Much like their Canadian counterparts, U.S. households built up their savings dramatically during the pandemic, and new research from the U.S. Federal Reserve indicates those households still have a war chest on hand to deal with rising prices.

According to the report, prepared by Fed staff, the large government transfers to support incomes coupled with the decline of spending due to public health restrictions caused household savings to soar during the pandemic.

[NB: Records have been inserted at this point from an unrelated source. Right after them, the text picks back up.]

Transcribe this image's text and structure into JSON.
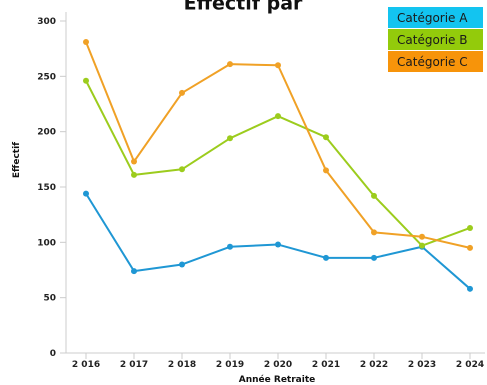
{
  "chart_data": {
    "type": "line",
    "title": "Effectif par",
    "xlabel": "Année Retraite",
    "ylabel": "Effectif",
    "categories": [
      "2 016",
      "2 017",
      "2 018",
      "2 019",
      "2 020",
      "2 021",
      "2 022",
      "2 023",
      "2 024"
    ],
    "yticks": [
      "0",
      "50",
      "100",
      "150",
      "200",
      "250",
      "300"
    ],
    "ylim": [
      0,
      300
    ],
    "grid": false,
    "legend_position": "top-right",
    "series": [
      {
        "name": "Catégorie A",
        "color": "#1f97d4",
        "legend_color": "#13c4f0",
        "values": [
          144,
          74,
          80,
          96,
          98,
          86,
          86,
          96,
          58
        ]
      },
      {
        "name": "Catégorie B",
        "color": "#9ccc1d",
        "legend_color": "#93cb0b",
        "values": [
          246,
          161,
          166,
          194,
          214,
          195,
          142,
          97,
          113
        ]
      },
      {
        "name": "Catégorie C",
        "color": "#f0a126",
        "legend_color": "#f7940a",
        "values": [
          281,
          173,
          235,
          261,
          260,
          165,
          109,
          105,
          95
        ]
      }
    ]
  }
}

“We estimate that U.S. households accumulated about US$2.3 trillion in savings in 2020 and through the summer of 2021, above and beyond what they would have saved if income and spending components had grown at recent pre-pandemic trends,” the report said.

This year as the government supports expired and high inflation emerged, the savings rate dropped below its pre-pandemic level, the report said.

It estimates that households have drawn down about one-quarter of the excess savings, leaving about US$1.7 trillion on hand.

While the majority of the excess savings went to wealthier households, the researchers also estimated that households in the lower half of the income distribution — which are harder hit by inflation — still have about US$350 billion in excess savings, representing about US$5,500 per household on average.

“Our estimates suggest that households across the income distribution continue to have a buffer of excess savings to help them navigate higher prices and/or a tightening cycle,” it said.

“While this buffer is dwindling, for now it is likely still providing some needed balance sheet support that could help to stanch a negative feedback loop were the economy to slow,” it concluded.

Similar findings have been reported in Canada.